Puro fuego decías sentir
jurando consumir con eso mis entrañas
envolver con ese manto de luz mi alma impía
pero tu pretendida pureza acabó cediendo al polvo.
No cabía allí otra religiosidad que la de nuestro sexo
por eso interpretabas mi devoción a tus formas
como un impostado confesionario,
una eucaristía adeudada y sublimada en el pecado.
Subsumías con ese fuego mi herejía,
pretendías que viera en tus tiernos relieves el busto de Dios
para lograr la conversión definitiva
y volver nuestra sangre el sacrificio,
pero todo lo que restó de aquella ceremonia
fue consumido por su propio desengaño
saturado por el agnosticismo del corazón
por la apostasía que acabó relegándome del templo
y profanando nuestra presencia.
Yo, ángel caído
tú, Judith,
profusa, completamente radiante en su temeridad,
cegado por tu ambigua presencia
sigo cayendo
porque continúas en la memoria cual magma
que palpita luego de haber sido expulsado
de la manera más ígnea y destructiva.
“Luz se vuelve cuanto toco
Y carbón cuanto abandono:
Llama soy sin duda alguna”
Rezaba Nietzsche en su Ecce Homo
y así este volcán que persiste en su erupción
(la metáfora extraviada de aquella pasión incendiaria)

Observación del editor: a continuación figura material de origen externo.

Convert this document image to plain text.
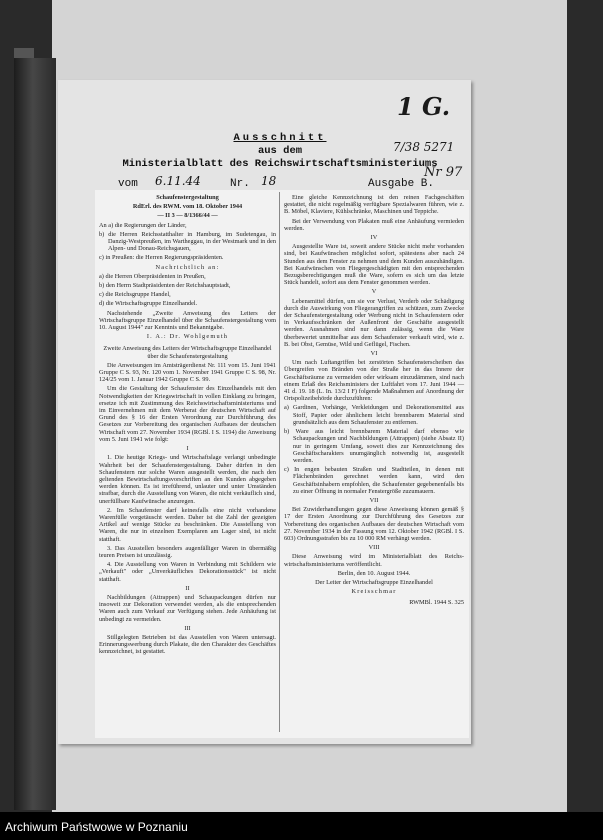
1 G.
7/38 5271
Nr 97
Ausschnitt
aus dem
Ministerialblatt des Reichswirtschaftsministeriums
vom 6.11.44	Nr. 18	Ausgabe B.

Schaufenstergestaltung

RdErl. des RWM. vom 18. Oktober 1944

— II 3 — 8/1366/44 —

An a) die Regierungen der Länder,

b) die Herren Reichsstatthalter in Hamburg, im Sudetengau, in Danzig-Westpreußen, im Wartheggau, in der Westmark und in den Alpen- und Donau-Reichsgauen,

c) in Preußen: die Herren Regierungspräsidenten.

Nachrichtlich an:

a) die Herren Oberpräsidenten in Preußen,

b) den Herrn Stadtpräsidenten der Reichshauptstadt,

c) die Reichsgruppe Handel,

d) die Wirtschaftsgruppe Einzelhandel.

Nachstehende „Zweite Anweisung des Leiters der Wirtschaftsgruppe Einzelhandel über die Schaufenstergestaltung vom 10. August 1944" zur Kenntnis und Bekanntgabe.

I. A.: Dr. Wohlgemuth

Zweite Anweisung des Leiters der Wirtschaftsgruppe Einzelhandel über die Schaufenstergestaltung

Die Anweisungen im Amtsträgerdienst Nr. 111 vom 15. Juni 1941 Gruppe C S. 93, Nr. 120 vom 1. November 1941 Gruppe C S. 98, Nr. 124/25 vom 1. Januar 1942 Gruppe C S. 99.

Um die Gestaltung der Schaufenster des Einzelhandels mit den Notwendigkeiten der Kriegswirtschaft in vollen Einklang zu bringen, ersetze ich mit Zustimmung des Reichswirtschaftsministeriums und im Einvernehmen mit dem Werberat der deutschen Wirtschaft auf Grund des § 16 der Ersten Verordnung zur Durchführung des Gesetzes zur Vorbereitung des organischen Aufbaues der deutschen Wirtschaft vom 27. November 1934 (RGBl. I S. 1194) die Anweisung vom 5. Juni 1941 wie folgt:

I

1. Die heutige Kriegs- und Wirtschaftslage verlangt unbedingte Wahrheit bei der Schaufenstergestaltung. Daher dürfen in den Schaufenstern nur solche Waren ausgestellt werden, die nach den geltenden Bewirtschaftungsvorschriften an den Kunden abgegeben werden können. Es ist irreführend, unlauter und unter Umständen strafbar, durch die Ausstellung von Waren, die nicht verkäuflich sind, unerfüllbare Kaufwünsche anzuregen.

2. Im Schaufenster darf keinesfalls eine nicht vorhandene Warenfülle vorgetäuscht werden. Daher ist die Zahl der gezeigten Artikel auf wenige Stücke zu beschränken. Die Ausstellung von Waren, die nur in einzelnen Exemplaren am Lager sind, ist nicht statthaft.

3. Das Ausstellen besonders augenfälliger Waren in übermäßig teuren Preisen ist unzulässig.

4. Die Ausstellung von Waren in Verbindung mit Schildern wie „Verkauft" oder „Unverkäufliches Dekorationsstück" ist nicht statthaft.

II

Nachbildungen (Attrappen) und Schaupackungen dürfen nur insoweit zur Dekoration verwendet werden, als die entsprechenden Waren auch zum Verkauf zur Verfügung stehen. Jede Anhäufung ist unbedingt zu vermeiden.

III

Stillgelegten Betrieben ist das Ausstellen von Waren untersagt. Erinnerungswerbung durch Plakate, die den Charakter des Geschäftes kennzeichnet, ist gestattet.

Eine gleiche Kennzeichnung ist den reinen Fachgeschäften gestattet, die nicht regelmäßig verfügbare Spezialwaren führen, wie z. B. Möbel, Klaviere, Kühlschränke, Maschinen und Teppiche.

Bei der Verwendung von Plakaten muß eine Anhäufung vermieden werden.

IV

Ausgestellte Ware ist, soweit andere Stücke nicht mehr vorhanden sind, bei Kaufwünschen möglichst sofort, spätestens aber nach 24 Stunden aus dem Fenster zu nehmen und dem Kunden auszuhändigen. Bei Kaufwünschen von Fliegergeschädigten mit den entsprechenden Bezugsberechtigungen muß die Ware, sofern es sich um das letzte Stück handelt, sofort aus dem Fenster genommen werden.

V

Lebensmittel dürfen, um sie vor Verlust, Verderb oder Schädigung durch die Auswirkung von Fliegerangriffen zu schützen, zum Zwecke der Schaufenstergestaltung oder Werbung nicht in Schaufenstern oder in Verkaufsschränken der Außenfront der Geschäfte ausgestellt werden. Ausnahmen sind nur dann zulässig, wenn die Ware überbewertet unmittelbar aus dem Schaufenster verkauft wird, wie z. B. bei Obst, Gemüse, Wild und Geflügel, Fischen.

VI

Um nach Luftangriffen bei zerstörten Schaufensterscheiben das Übergreifen von Bränden von der Straße her in das Innere der Geschäftsräume zu vermeiden oder wirksam einzudämmen, sind nach einem Erlaß des Reichsministers der Luftfahrt vom 17. Juni 1944 — 41 d. 19. 18 (L. In. 13/2 I F) folgende Maßnahmen auf Anordnung der Ortspolizeibehörde durchzuführen:

a) Gardinen, Vorhänge, Verkleidungen und Dekorationsmittel aus Stoff, Papier oder ähnlichem leicht brennbarem Material sind grundsätzlich aus dem Schaufenster zu entfernen.

b) Ware aus leicht brennbarem Material darf ebenso wie Schaupackungen und Nachbildungen (Attrappen) (siehe Absatz II) nur in geringem Umfang, soweit dies zur Kennzeichnung des Geschäftscharakters unumgänglich notwendig ist, ausgestellt werden.

c) In engen bebauten Straßen und Stadtteilen, in denen mit Flächenbränden gerechnet werden kann, wird den Geschäftsinhabern empfohlen, die Schaufenster gegebenenfalls bis zu einer Öffnung in normaler Fenstergröße zuzumauern.

VII

Bei Zuwiderhandlungen gegen diese Anweisung können gemäß § 17 der Ersten Anordnung zur Durchführung des Gesetzes zur Vorbereitung des organischen Aufbaues der deutschen Wirtschaft vom 27. November 1934 in der Fassung vom 12. Oktober 1942 (RGBl. I S. 603) Ordnungsstrafen bis zu 10 000 RM verhängt werden.

VIII

Diese Anweisung wird im Ministerialblatt des Reichswirtschaftsministeriums veröffentlicht.

Berlin, den 10. August 1944.

Der Leiter der Wirtschaftsgruppe Einzelhandel

Kreisschmar

RWMBl. 1944 S. 325

Archiwum Państwowe w Poznaniu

continuará conspirando durante las noches
mortalmente claras,
sofocándonos
avasallando el espacio
donde solíamos saborear la carne del abismo,
al borde de la cama a punto de quemarse
callando deliberadamente y a espaldas del sacramento,
cada una de nuestras virtudes
para luego desaparecer, sobrepasados,
demasiado corroídos para salvaguardar las bendiciones
y sortear el cálculo milenario de la creación.